Ce mécanisme est d’autant plus problématique qu’il court-circuite l’analyse stratégique : au lieu de se demander si la proposition répond au brief, parle à la bonne cible, active les bons codes ou marque un positionnement, on la juge « bonne » ou « mauvaise » sur une base esthétique supposée.
En ce sens, le bon goût est un piège relationnel. Il bloque la discussion, empêche la pédagogie, renforce les rapports de domination (hiérarchiques, culturels, sociaux). Et il fait du design non pas un outil de sens, mais un exercice de validation symbolique.
Penser au-delà du goût : vers la justesse
Sortir de la logique du goût, ce n’est pas céder à l’arbitraire ou renoncer à l’exigence formelle. C’est au contraire déplacer le critère d’évaluation vers des notions plus précises, plus situées, plus défendables.
On peut interroger une création en termes de :
– Pertinence : est-ce adapté au contexte, au public, au message ?
– Cohérence : le langage formel est-il en phase avec le discours stratégique ?

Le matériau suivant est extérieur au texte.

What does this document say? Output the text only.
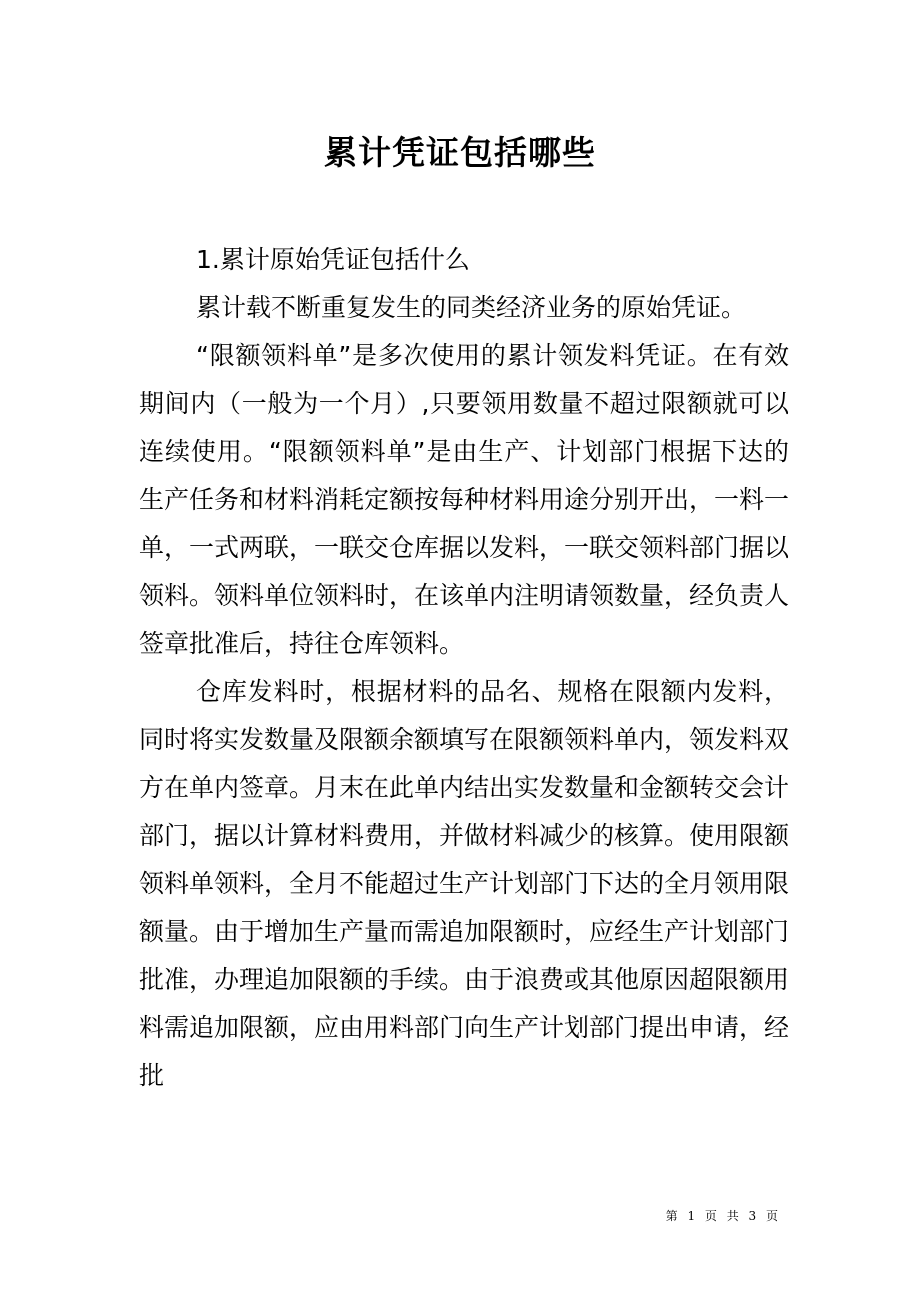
累计凭证包括哪些

1.累计原始凭证包括什么

累计载不断重复发生的同类经济业务的原始凭证。

“限额领料单”是多次使用的累计领发料凭证。在有效期间内（一般为一个月）,只要领用数量不超过限额就可以连续使用。“限额领料单”是由生产、计划部门根据下达的生产任务和材料消耗定额按每种材料用途分别开出，一料一单，一式两联，一联交仓库据以发料，一联交领料部门据以领料。领料单位领料时，在该单内注明请领数量，经负责人签章批准后，持往仓库领料。

仓库发料时，根据材料的品名、规格在限额内发料，同时将实发数量及限额余额填写在限额领料单内，领发料双方在单内签章。月末在此单内结出实发数量和金额转交会计部门，据以计算材料费用，并做材料减少的核算。使用限额领料单领料，全月不能超过生产计划部门下达的全月领用限额量。由于增加生产量而需追加限额时，应经生产计划部门批准，办理追加限额的手续。由于浪费或其他原因超限额用料需追加限额，应由用料部门向生产计划部门提出申请，经批

第 1 页 共 3 页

– Lisibilité : les choix visuels permettent-ils la compréhension, la mémorisation ?
– Différenciation : la proposition se démarque-t-elle dans son univers de référence ?
– Alignement : le geste créatif reflète-t-il les intentions profondes de la marque ou de l’auteur ?

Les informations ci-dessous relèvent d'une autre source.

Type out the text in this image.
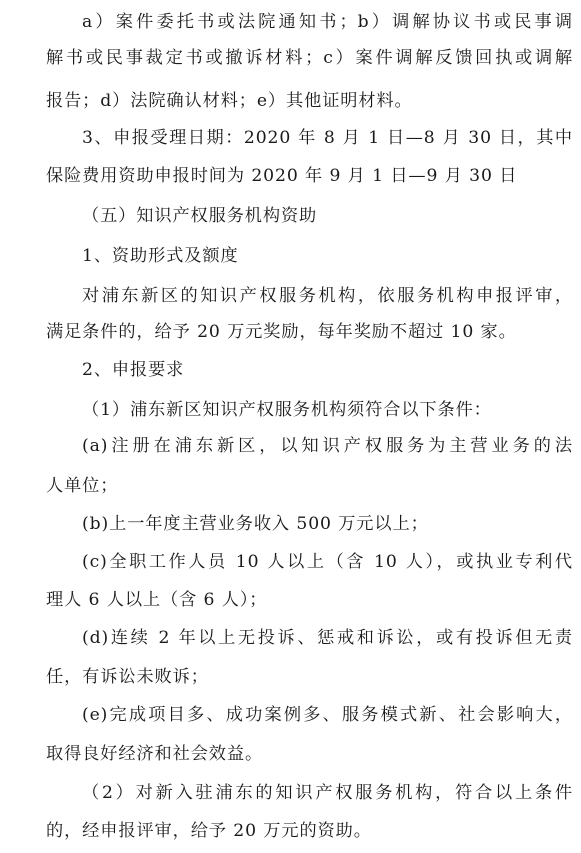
a）案件委托书或法院通知书；b）调解协议书或民事调
解书或民事裁定书或撤诉材料；c）案件调解反馈回执或调解
报告；d）法院确认材料；e）其他证明材料。
3、申报受理日期：2020 年 8 月 1 日—8 月 30 日，其中
保险费用资助申报时间为 2020 年 9 月 1 日—9 月 30 日
（五）知识产权服务机构资助
1、资助形式及额度
对浦东新区的知识产权服务机构，依服务机构申报评审，
满足条件的，给予 20 万元奖励，每年奖励不超过 10 家。
2、申报要求
（1）浦东新区知识产权服务机构须符合以下条件：
(a)注册在浦东新区，以知识产权服务为主营业务的法
人单位；
(b)上一年度主营业务收入 500 万元以上；
(c)全职工作人员 10 人以上（含 10 人），或执业专利代
理人 6 人以上（含 6 人）；
(d)连续 2 年以上无投诉、惩戒和诉讼，或有投诉但无责
任，有诉讼未败诉；
(e)完成项目多、成功案例多、服务模式新、社会影响大，
取得良好经济和社会效益。
（2）对新入驻浦东的知识产权服务机构，符合以上条件
的，经申报评审，给予 20 万元的资助。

Ce cadre de lecture permet une discussion professionnelle, argumentée, constructive. Il sort le design du registre du goût personnel pour le replacer dans celui de la conception éclairée.
Le rôle du designer n’est pas de “faire joli”

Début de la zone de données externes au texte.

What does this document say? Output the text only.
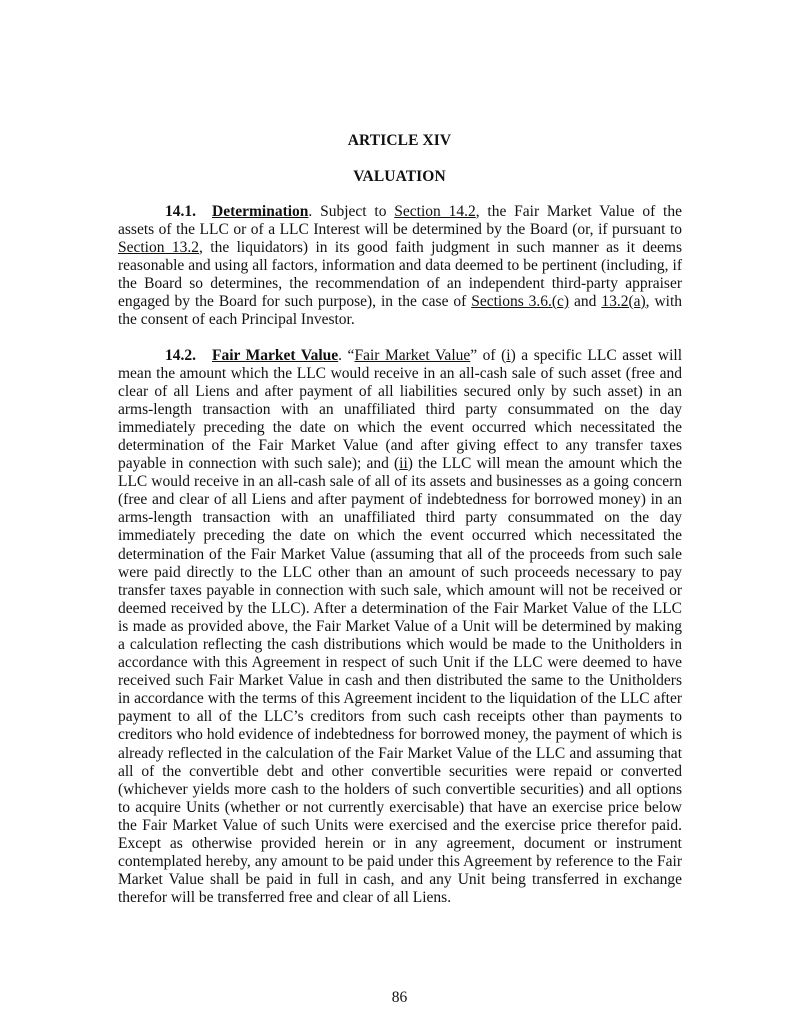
ARTICLE XIV
VALUATION

14.1. Determination. Subject to Section 14.2, the Fair Market Value of the assets of the LLC or of a LLC Interest will be determined by the Board (or, if pursuant to Section 13.2, the liquidators) in its good faith judgment in such manner as it deems reasonable and using all factors, information and data deemed to be pertinent (including, if the Board so determines, the recommendation of an independent third-party appraiser engaged by the Board for such purpose), in the case of Sections 3.6.(c) and 13.2(a), with the consent of each Principal Investor.

14.2. Fair Market Value. “Fair Market Value” of (i) a specific LLC asset will mean the amount which the LLC would receive in an all-cash sale of such asset (free and clear of all Liens and after payment of all liabilities secured only by such asset) in an arms-length transaction with an unaffiliated third party consummated on the day immediately preceding the date on which the event occurred which necessitated the determination of the Fair Market Value (and after giving effect to any transfer taxes payable in connection with such sale); and (ii) the LLC will mean the amount which the LLC would receive in an all-cash sale of all of its assets and businesses as a going concern (free and clear of all Liens and after payment of indebtedness for borrowed money) in an arms-length transaction with an unaffiliated third party consummated on the day immediately preceding the date on which the event occurred which necessitated the determination of the Fair Market Value (assuming that all of the proceeds from such sale were paid directly to the LLC other than an amount of such proceeds necessary to pay transfer taxes payable in connection with such sale, which amount will not be received or deemed received by the LLC). After a determination of the Fair Market Value of the LLC is made as provided above, the Fair Market Value of a Unit will be determined by making a calculation reflecting the cash distributions which would be made to the Unitholders in accordance with this Agreement in respect of such Unit if the LLC were deemed to have received such Fair Market Value in cash and then distributed the same to the Unitholders in accordance with the terms of this Agreement incident to the liquidation of the LLC after payment to all of the LLC’s creditors from such cash receipts other than payments to creditors who hold evidence of indebtedness for borrowed money, the payment of which is already reflected in the calculation of the Fair Market Value of the LLC and assuming that all of the convertible debt and other convertible securities were repaid or converted (whichever yields more cash to the holders of such convertible securities) and all options to acquire Units (whether or not currently exercisable) that have an exercise price below the Fair Market Value of such Units were exercised and the exercise price therefor paid. Except as otherwise provided herein or in any agreement, document or instrument contemplated hereby, any amount to be paid under this Agreement by reference to the Fair Market Value shall be paid in full in cash, and any Unit being transferred in exchange therefor will be transferred free and clear of all Liens.

86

Il faut se méfier des réflexes d’embellissement, de lissage, d’harmonisation à tout prix. Le travail du designer graphique n’est pas de produire du bon goût : c’est de fabriquer du sens visible, activable, durable.
Dans certains contextes, le bon goût affaiblit. Il neutralise les aspérités. Il rend le discours consensuel. Il empêche la tension. Il évite la prise de position. Il peut faire rater la cible.
Ce n’est pas un hasard si nombre de marques récentes ont construit leur singularité sur une esthétique délibérément “mauvais goût” : brutalisme digital, saturation typographique, couleurs criardes, détournements de codes. Ces stratégies visuelles ont souvent plus d’impact et d’intention que des chartes impeccables mais vides.
Le bon goût change. La culture reste.
Ce qui est “de bon goût” aujourd’hui sera peut-être considéré comme fade ou normatif demain. Le goût est mouvant, sensible au temps, au lieu, aux usages. Ce qui reste, en revanche, c’est la capacité à penser, à structurer, à incarner une idée à travers la forme.
Le designer n’est pas là pour appliquer des critères esthétiques figés, mais pour créer des objets visuels qui parlent, qui durent, qui construisent des imaginaires.
Cela suppose de dépasser le goût personnel pour aller vers une forme de culture visuelle active, critique, partagée.
Invoquer le bon goût dans une discussion de design, c’est choisir la facilité.
C’est éviter la complexité des signes, des usages, des intentions.
C’est parfois imposer une norme sans la nommer.
Et c’est presque toujours un obstacle au dialogue.
Ce dont le design a besoin, ce n’est pas de goût — bon ou mauvais —, mais d’intelligence critique, de justesse contextuelle et de rigueur dans l’intention.
Le goût peut guider. Il ne doit jamais trancher à lui seul.